Mood’s median test for reading data

  • Find overall median score:
kids %>% summarize(med=median(score)) %>% pull(med) -> m
m
[1] 47
  • Make table of above/below vs. group:
tab <- with(kids, table(group, score > m))
tab
     
group FALSE TRUE
    c    15    8
    t     7   14
  • Treatment group scores mostly above median, control group scores mostly below, as expected.

The test

  • Do chi-squared test:
chisq.test(tab, correct=F)

    Pearson's Chi-squared test

data:  tab
X-squared = 4.4638, df = 1, p-value = 0.03462
  • This test actually two-sided (tests for any association).
  • Here want to test that new reading method better (one-sided).
  • Most of treatment children above overall median, so do 1-sided test by halving P-value to get 0.017.
  • This way too, children do better at learning to read using the new method.

Or by smmr

  • median_test does the whole thing:
median_test(kids,score,group)
$grand_median
[1] 47

$table
     above
group above below
    c     8    15
    t    14     7

$test
       what      value
1 statistic 4.46376812
2        df 1.00000000
3   P-value 0.03462105
  • P-value again two-sided.

Comments

  • P-value 0.013 for (1-sided) t-test, 0.017 for (1-sided) Mood median test.
  • Like the sign test, Mood’s median test doesn’t use the data very efficiently (only, is each value above or below grand median).
  • Thus, if we can justify doing t-test, we should do it. This is the case here.
  • The t-test will usually give smaller P-value because it uses the data more efficiently.
  • The time to use Mood’s median test is if we are definitely unhappy with the normality assumption (and thus the t-test P-value is not to be trusted).
  • There is no obvious way to get a confidence interval for the difference between the two medians.

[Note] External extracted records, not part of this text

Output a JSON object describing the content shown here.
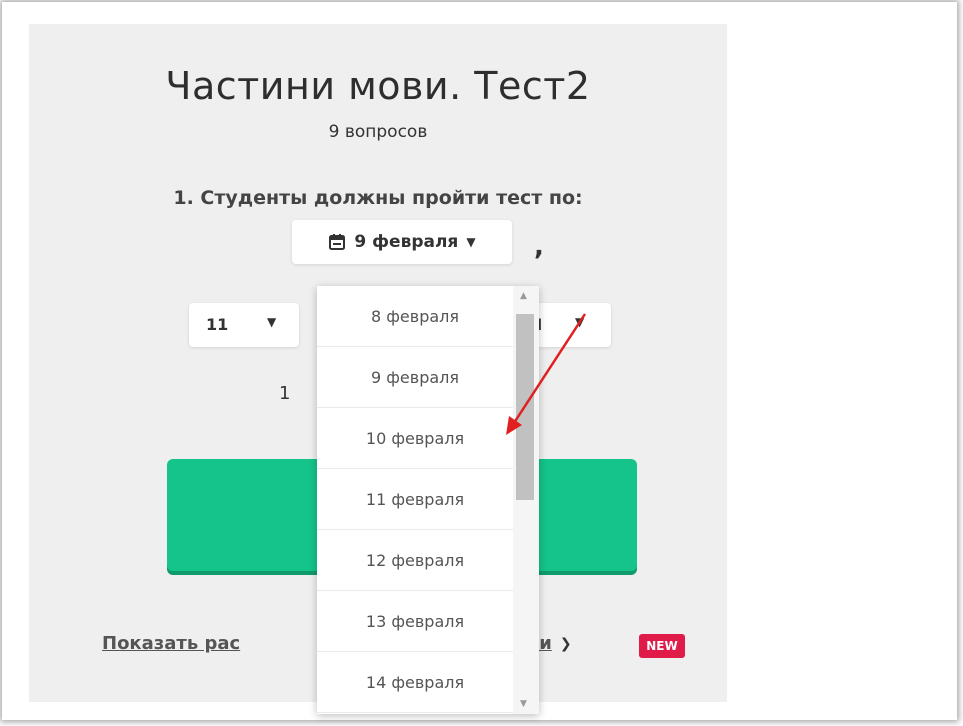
{
  "quiz": {
    "title": "Частини мови. Тест2",
    "question_count": "9 вопросов"
  },
  "form": {
    "question": "1. Студенты должны пройти тест по:",
    "date_selected": "9 февраля",
    "comma": ",",
    "hour": "11",
    "ampm": "AM",
    "partial_left": "1",
    "partial_right": "г"
  },
  "advanced": {
    "label_left": "Показать рас",
    "label_right": "ойки",
    "badge": "NEW"
  },
  "dropdown": {
    "options": [
      "8 февраля",
      "9 февраля",
      "10 февраля",
      "11 февраля",
      "12 февраля",
      "13 февраля",
      "14 февраля"
    ]
  },
  "icons": {
    "calendar": "calendar-icon",
    "caret": "caret-down-icon",
    "chevron": "chevron-down-icon"
  },
  "colors": {
    "button": "#14c48a",
    "badge": "#e01b4a",
    "annotation_arrow": "#e02020"
  }
}
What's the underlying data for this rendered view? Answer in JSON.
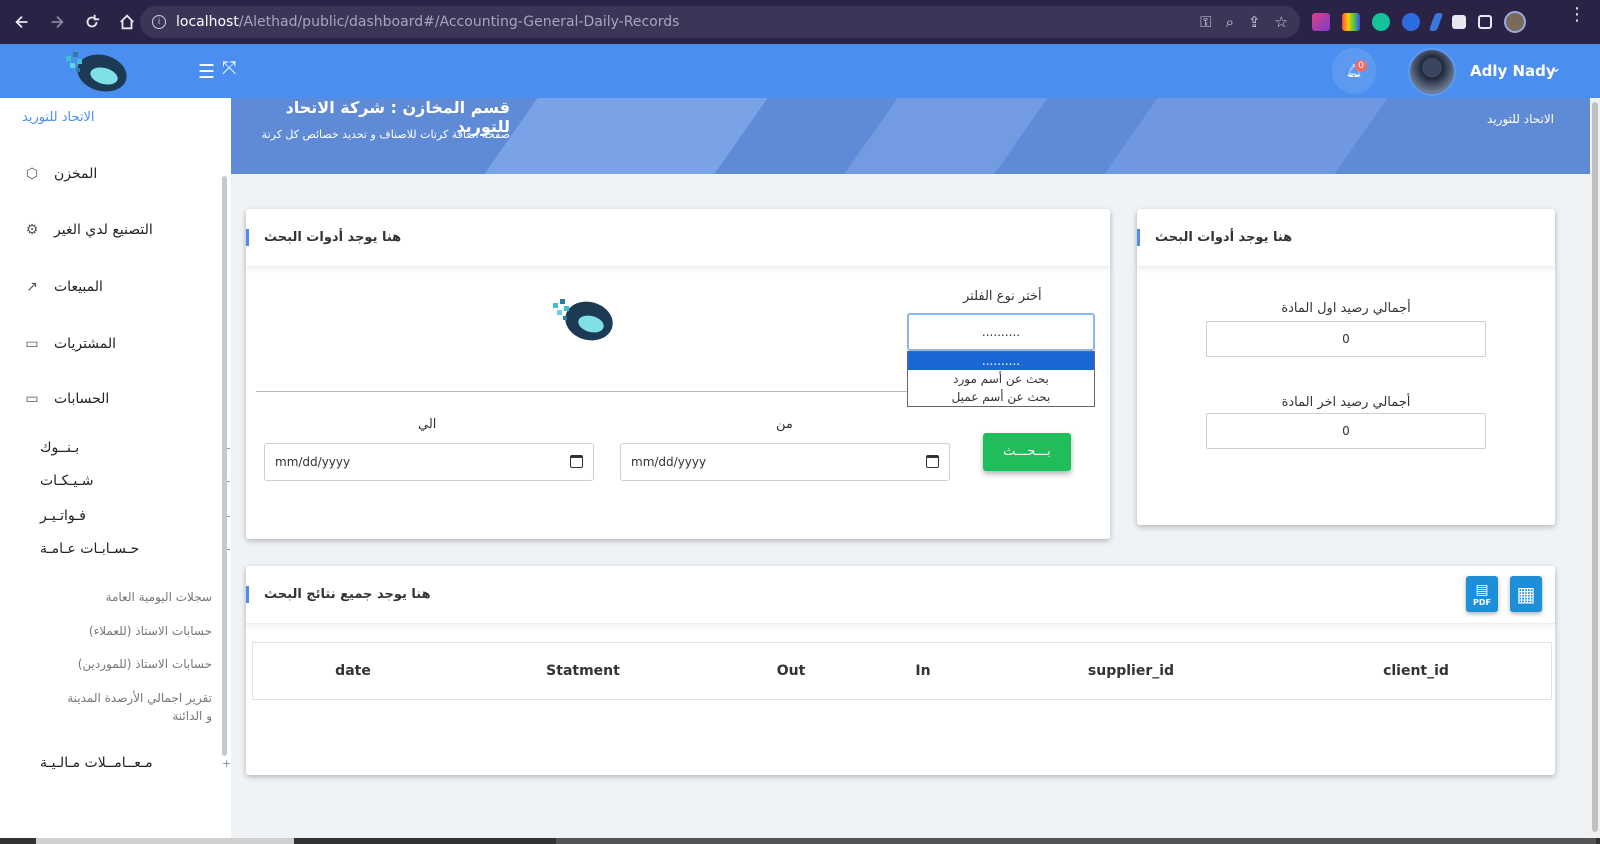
{
  "browser": {
    "url_host": "localhost",
    "url_path": "/Alethad/public/dashboard#/Accounting-General-Daily-Records"
  },
  "header": {
    "notifications_count": "0",
    "user_name": "Adly Nady"
  },
  "sidebar": {
    "brand": "الاتحاد للتوريد",
    "items": [
      {
        "label": "المخزن",
        "icon": "box-icon"
      },
      {
        "label": "التصنيع لدي الغير",
        "icon": "gear-icon"
      },
      {
        "label": "المبيعات",
        "icon": "trend-icon"
      },
      {
        "label": "المشتريات",
        "icon": "card-icon"
      },
      {
        "label": "الحسابات",
        "icon": "card-icon"
      }
    ],
    "subitems": [
      "بـنــوك",
      "شـيـكـات",
      "فـواتـيـر",
      "حـسـابـات عـامـة",
      "مـعــامــلات مـالـيـة"
    ],
    "general_accounts": [
      "سجلات اليومية العامة",
      "حسابات الاستاذ (للعملاء)",
      "حسابات الاستاذ (للموردين)",
      "تقرير اجمالي الأرصدة المدينة و الدائنة"
    ]
  },
  "banner": {
    "title": "قسم المخازن : شركة الاتحاد للتوريد",
    "subtitle": "صفحة اضافة كرتات للاصناف و تحديد خصائص كل كرتة",
    "right_text": "الاتحاد للتوريد"
  },
  "search_card": {
    "title": "هنا يوجد أدوات البحث",
    "filter_label": "أختر نوع الفلتر",
    "filter_value": "..........",
    "filter_options": [
      "..........",
      "بحث عن أسم مورد",
      "بحث عن أسم عميل"
    ],
    "from_label": "من",
    "to_label": "الي",
    "date_placeholder": "mm/dd/yyyy",
    "search_button": "بـــحـــث"
  },
  "balance_card": {
    "title": "هنا يوجد أدوات البحث",
    "first_balance_label": "أجمالي رصيد اول المادة",
    "first_balance_value": "0",
    "last_balance_label": "أجمالي رصيد اخر المادة",
    "last_balance_value": "0"
  },
  "results_card": {
    "title": "هنا يوجد جميع نتائج البحث",
    "pdf_label": "PDF",
    "columns": [
      "date",
      "Statment",
      "Out",
      "In",
      "supplier_id",
      "client_id"
    ]
  }
}
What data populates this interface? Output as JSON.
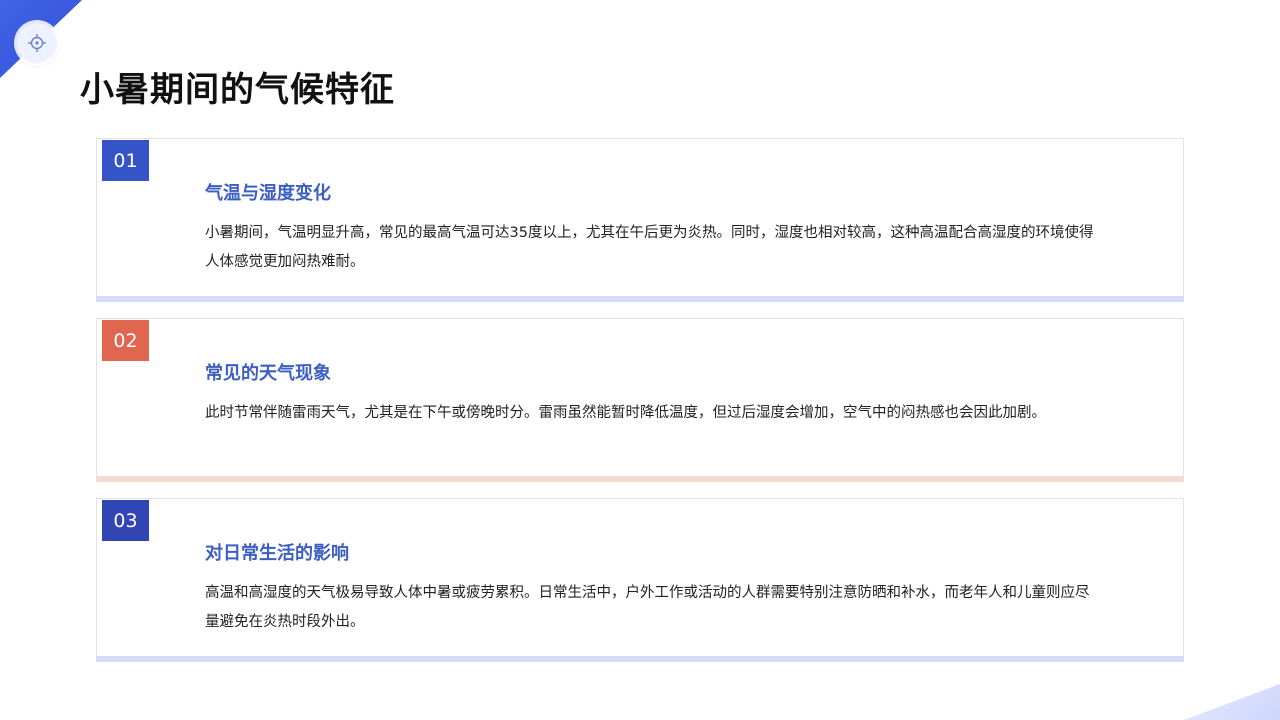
{
  "title": "小暑期间的气候特征",
  "colors": {
    "blue": "#3554c8",
    "red": "#e06650",
    "heading_blue": "#3d5ec2",
    "heading_red": "#3d5ec2",
    "bar_blue": "#d6dcf5",
    "bar_red": "#f7d9d4"
  },
  "logo": {
    "icon": "target-icon"
  },
  "cards": [
    {
      "number": "01",
      "heading": "气温与湿度变化",
      "body": "小暑期间，气温明显升高，常见的最高气温可达35度以上，尤其在午后更为炎热。同时，湿度也相对较高，这种高温配合高湿度的环境使得人体感觉更加闷热难耐。"
    },
    {
      "number": "02",
      "heading": "常见的天气现象",
      "body": "此时节常伴随雷雨天气，尤其是在下午或傍晚时分。雷雨虽然能暂时降低温度，但过后湿度会增加，空气中的闷热感也会因此加剧。"
    },
    {
      "number": "03",
      "heading": "对日常生活的影响",
      "body": "高温和高湿度的天气极易导致人体中暑或疲劳累积。日常生活中，户外工作或活动的人群需要特别注意防晒和补水，而老年人和儿童则应尽量避免在炎热时段外出。"
    }
  ]
}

Matched pairs: the pain relief data

Values aligned in columns:

my_url <- 
  "http://ritsokiguess.site/datafiles/analgesic.txt"
pain <- read_table(my_url)
pain %>% mutate(diff = druga - drugb) -> pain
glimpse(pain)
Rows: 12
Columns: 4
$ subject <dbl> 1, 2, 3, 4, 5, 6, 7, 8, 9, 10, 11, 12
$ druga   <dbl> 2.0, 3.6, 2.6, 2.6, 7.3, 3.4, 14.9, 6.6, 2.3, 2.0, 6.8, 8.5
$ drugb   <dbl> 3.5, 5.7, 2.9, 2.4, 9.9, 3.3, 16.7, 6.0, 3.8, 4.0, 9.1, 20.9
$ diff    <dbl> -1.5, -2.1, -0.3, 0.2, -2.6, 0.1, -1.8, 0.6, -1.5, -2.0, -2.3,…

Assessing normality

  • Matched pairs analyses assume (theoretically) that differences normally distributed.
  • How to assess normality? A normal quantile plot.

The normal quantile plot (of differences)

ggplot(pain, aes(sample = diff)) + stat_qq() + stat_qq_line()
  • Points should follow the straight line. Bottom left one way off, so normality questionable here: outlier.

What to do instead?

  • Matched pairs \(t\)-test based on one sample of differences
  • the differences not normal (enough)
  • so do sign test on differences, null median 0:
sign_test(pain, diff, 0)
$above_below
below above 
    9     3 

$p_values
  alternative    p_value
1       lower 0.07299805
2       upper 0.98071289
3   two-sided 0.14599609
  • No evidence of any difference between the drugs (that the median difference is not zero).

Did we really need to worry about that outlier?

Bootstrap sampling distribution of sample mean differences:

tibble(sim = 1:10000) %>% 
  rowwise() %>% 
  mutate(my_sample = list(sample(pain$diff, replace = TRUE))) %>% 
  mutate(my_mean = mean(my_sample)) %>% 
  ggplot(aes(sample = my_mean)) + stat_qq() + stat_qq_line() -> g

The normal quantile plot

g

Yes we did need to worry; this is clearly skewed left and not normal.